Montañez, however, is disputing the L.A. Times report, claiming he was the company’s “greatest ambassador.” Also, following pressure from some in the Latino community, Frito-Lay parent company, PepsiCo, issued a statement, praising Montañez for creating “new product ideas” and affirming that his career with the company was “far from being an urban legend.”
Yet PepsiCo did not retract its earlier assertions debunking Montañez’s tie to the Flamin’ Hot line. Instead, it reiterated that the company cannot “draw a clear link” between Montañez’s team and the separate group that developed Flamin’ Hot Cheetos.
Despite these serious issues, the Global Leadership Summit (GLS) is sticking with the popular motivational speaker, who reportedly gets paid $10,000 to $50,000 per engagement. Montañez remains listed as a speaker for the Summit August 5-6, which will be livestreamed to 650 host sites and online.

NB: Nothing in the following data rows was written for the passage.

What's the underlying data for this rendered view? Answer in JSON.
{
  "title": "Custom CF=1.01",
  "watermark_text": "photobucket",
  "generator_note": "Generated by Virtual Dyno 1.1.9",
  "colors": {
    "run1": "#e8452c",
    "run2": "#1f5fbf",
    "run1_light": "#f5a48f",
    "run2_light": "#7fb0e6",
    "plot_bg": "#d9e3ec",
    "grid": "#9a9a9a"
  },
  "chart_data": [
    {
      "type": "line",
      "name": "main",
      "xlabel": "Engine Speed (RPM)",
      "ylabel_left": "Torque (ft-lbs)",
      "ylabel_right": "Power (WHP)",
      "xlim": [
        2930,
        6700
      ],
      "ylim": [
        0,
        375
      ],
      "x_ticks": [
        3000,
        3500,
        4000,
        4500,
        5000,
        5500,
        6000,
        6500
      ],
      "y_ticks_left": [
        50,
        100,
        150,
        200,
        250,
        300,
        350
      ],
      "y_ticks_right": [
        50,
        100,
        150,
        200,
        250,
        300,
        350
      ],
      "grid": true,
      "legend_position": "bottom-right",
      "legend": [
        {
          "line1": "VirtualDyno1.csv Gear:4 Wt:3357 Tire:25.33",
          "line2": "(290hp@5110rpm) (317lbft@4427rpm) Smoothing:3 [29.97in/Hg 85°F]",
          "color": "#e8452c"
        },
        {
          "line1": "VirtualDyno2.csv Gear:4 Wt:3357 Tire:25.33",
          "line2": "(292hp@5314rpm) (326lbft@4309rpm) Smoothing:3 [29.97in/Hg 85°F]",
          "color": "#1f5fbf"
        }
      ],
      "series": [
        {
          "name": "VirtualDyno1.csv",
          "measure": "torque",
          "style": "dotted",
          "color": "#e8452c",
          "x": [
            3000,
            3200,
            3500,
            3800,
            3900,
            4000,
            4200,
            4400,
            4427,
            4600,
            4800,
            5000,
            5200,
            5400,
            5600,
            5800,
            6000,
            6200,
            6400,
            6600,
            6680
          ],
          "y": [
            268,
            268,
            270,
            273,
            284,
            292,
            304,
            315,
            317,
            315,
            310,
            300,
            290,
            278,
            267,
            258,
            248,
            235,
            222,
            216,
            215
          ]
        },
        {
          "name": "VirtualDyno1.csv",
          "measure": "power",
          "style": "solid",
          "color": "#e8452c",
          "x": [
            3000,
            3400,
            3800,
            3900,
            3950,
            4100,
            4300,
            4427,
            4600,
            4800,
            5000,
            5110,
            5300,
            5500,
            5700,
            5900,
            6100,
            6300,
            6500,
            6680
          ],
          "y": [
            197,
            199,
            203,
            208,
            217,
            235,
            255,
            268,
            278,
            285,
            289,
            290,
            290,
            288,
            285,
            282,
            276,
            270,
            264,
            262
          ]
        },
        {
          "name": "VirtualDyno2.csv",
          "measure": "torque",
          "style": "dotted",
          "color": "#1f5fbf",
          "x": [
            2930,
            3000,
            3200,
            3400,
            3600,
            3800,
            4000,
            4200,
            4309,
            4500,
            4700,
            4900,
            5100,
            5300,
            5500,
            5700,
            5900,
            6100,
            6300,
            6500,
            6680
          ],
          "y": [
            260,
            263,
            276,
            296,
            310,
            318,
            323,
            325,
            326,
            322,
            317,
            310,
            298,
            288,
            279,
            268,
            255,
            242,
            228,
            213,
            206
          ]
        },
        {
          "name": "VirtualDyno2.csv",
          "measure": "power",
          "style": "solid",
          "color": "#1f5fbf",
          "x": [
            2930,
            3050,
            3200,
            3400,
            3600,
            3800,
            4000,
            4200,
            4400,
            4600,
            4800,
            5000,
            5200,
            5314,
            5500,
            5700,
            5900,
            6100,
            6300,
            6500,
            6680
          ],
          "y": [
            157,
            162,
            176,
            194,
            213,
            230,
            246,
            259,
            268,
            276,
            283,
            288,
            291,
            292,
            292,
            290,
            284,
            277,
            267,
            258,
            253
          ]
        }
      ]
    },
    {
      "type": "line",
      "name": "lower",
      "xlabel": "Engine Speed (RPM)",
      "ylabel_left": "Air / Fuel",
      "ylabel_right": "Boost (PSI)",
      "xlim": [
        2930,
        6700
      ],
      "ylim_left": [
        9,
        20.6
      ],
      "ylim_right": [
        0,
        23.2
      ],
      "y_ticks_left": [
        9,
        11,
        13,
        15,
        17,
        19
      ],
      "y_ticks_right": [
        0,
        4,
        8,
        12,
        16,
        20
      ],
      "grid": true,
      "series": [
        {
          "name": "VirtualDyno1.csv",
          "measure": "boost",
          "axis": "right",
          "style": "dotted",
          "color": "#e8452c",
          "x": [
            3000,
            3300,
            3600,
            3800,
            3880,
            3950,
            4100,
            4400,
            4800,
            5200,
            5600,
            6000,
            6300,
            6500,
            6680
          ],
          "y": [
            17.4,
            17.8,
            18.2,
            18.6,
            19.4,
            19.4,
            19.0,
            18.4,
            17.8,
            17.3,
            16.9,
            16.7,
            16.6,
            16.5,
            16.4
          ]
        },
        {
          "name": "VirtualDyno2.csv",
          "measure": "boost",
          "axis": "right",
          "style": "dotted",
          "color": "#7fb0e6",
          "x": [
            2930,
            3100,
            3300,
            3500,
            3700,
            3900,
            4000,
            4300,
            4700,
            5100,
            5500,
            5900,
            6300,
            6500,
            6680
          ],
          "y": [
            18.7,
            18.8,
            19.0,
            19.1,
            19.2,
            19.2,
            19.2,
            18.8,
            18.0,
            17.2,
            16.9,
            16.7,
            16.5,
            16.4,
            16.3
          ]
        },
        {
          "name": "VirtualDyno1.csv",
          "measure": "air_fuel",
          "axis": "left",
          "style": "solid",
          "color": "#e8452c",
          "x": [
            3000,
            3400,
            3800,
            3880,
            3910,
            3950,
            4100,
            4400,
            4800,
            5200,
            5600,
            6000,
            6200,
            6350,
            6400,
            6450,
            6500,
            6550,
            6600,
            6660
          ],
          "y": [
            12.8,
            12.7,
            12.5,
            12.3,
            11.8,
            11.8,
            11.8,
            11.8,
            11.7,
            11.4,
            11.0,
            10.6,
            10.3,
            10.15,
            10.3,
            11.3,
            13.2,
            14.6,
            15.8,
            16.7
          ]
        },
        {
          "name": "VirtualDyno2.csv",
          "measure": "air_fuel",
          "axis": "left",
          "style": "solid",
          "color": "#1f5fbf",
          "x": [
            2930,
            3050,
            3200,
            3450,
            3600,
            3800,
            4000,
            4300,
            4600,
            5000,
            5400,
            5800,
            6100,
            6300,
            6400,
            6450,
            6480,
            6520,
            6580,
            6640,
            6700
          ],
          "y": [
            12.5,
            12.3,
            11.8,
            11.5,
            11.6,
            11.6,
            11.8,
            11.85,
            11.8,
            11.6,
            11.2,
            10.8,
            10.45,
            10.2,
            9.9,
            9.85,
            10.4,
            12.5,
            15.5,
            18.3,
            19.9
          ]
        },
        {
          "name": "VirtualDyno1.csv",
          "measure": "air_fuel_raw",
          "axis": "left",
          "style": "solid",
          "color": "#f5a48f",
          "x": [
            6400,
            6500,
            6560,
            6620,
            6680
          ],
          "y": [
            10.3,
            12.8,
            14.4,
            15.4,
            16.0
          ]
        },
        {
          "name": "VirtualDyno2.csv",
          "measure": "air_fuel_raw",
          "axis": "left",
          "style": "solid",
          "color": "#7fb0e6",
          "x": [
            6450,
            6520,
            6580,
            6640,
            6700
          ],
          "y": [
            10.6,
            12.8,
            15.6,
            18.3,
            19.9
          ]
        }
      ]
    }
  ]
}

GLS, however, has changed Montañez’s bio posted at its website.
An archived March 1, 2021, version of Montañez’ bio at the GLS website refers to Montañez as “Inventor of Flamin’ Hot Cheetos” and states: “While working at Frito-Lay as a janitor early in his career, Richard Montañez developed the ingenious idea for Flamin’ Hot Cheetos—now the Flamin’ Hot line is a billion-dollar business and cultural phenomenon.”
Montañez’s original bio at GLS Website:
The revised bio, however, refers to Montañez as the “Godfather of Flamin’ Hot Cheetos.” And the line about Montañez creating Flamin’ Hot Cheetos while working as a janitor has been removed.
Montañez’s revised bio at GLS Website:
The Roys Report reached out to the Global Leadership Network, which hosts the Summit, on Monday for comment, but did not receive a response by time of publication.
Questions about upcoming biopic
The controversy about Montañez is also creating issues for the team producing a new biopic about Montañez’ life, called Flamin’ Hot, which was scheduled to begin filming this summer.
DeVon Franklin, whose faith-based blockbusters include Miracles from Heaven and Heaven is for Real, was slated to produce the film with Searchlight Pictures. Eva Longoria was announced as the film’s director.
Since the revelations about Montañez have published, there’s been very little talk about the film.
The Roys Report reached out to Creative Arts Agency, which represents Franklin, asking whether the film is still moving forward. Creative Arts Agency responded via email, stating, “Unfortunately, we do not have any information at this time.”
We also contacted Searchlight Pictures about the film but did not hear back.
A book about Montañez’s life called, Flamin’ Hot: The Incredible True Story of One Man’s Rise From Janitor to Top Executive, published on June 15. The book is still available in bookstores and on Amazon.
The Roys Report reached out to the publisher of Flamin’ Hot—Portfolio, a division of Penguin Books—for comment, but Portfolio did not respond.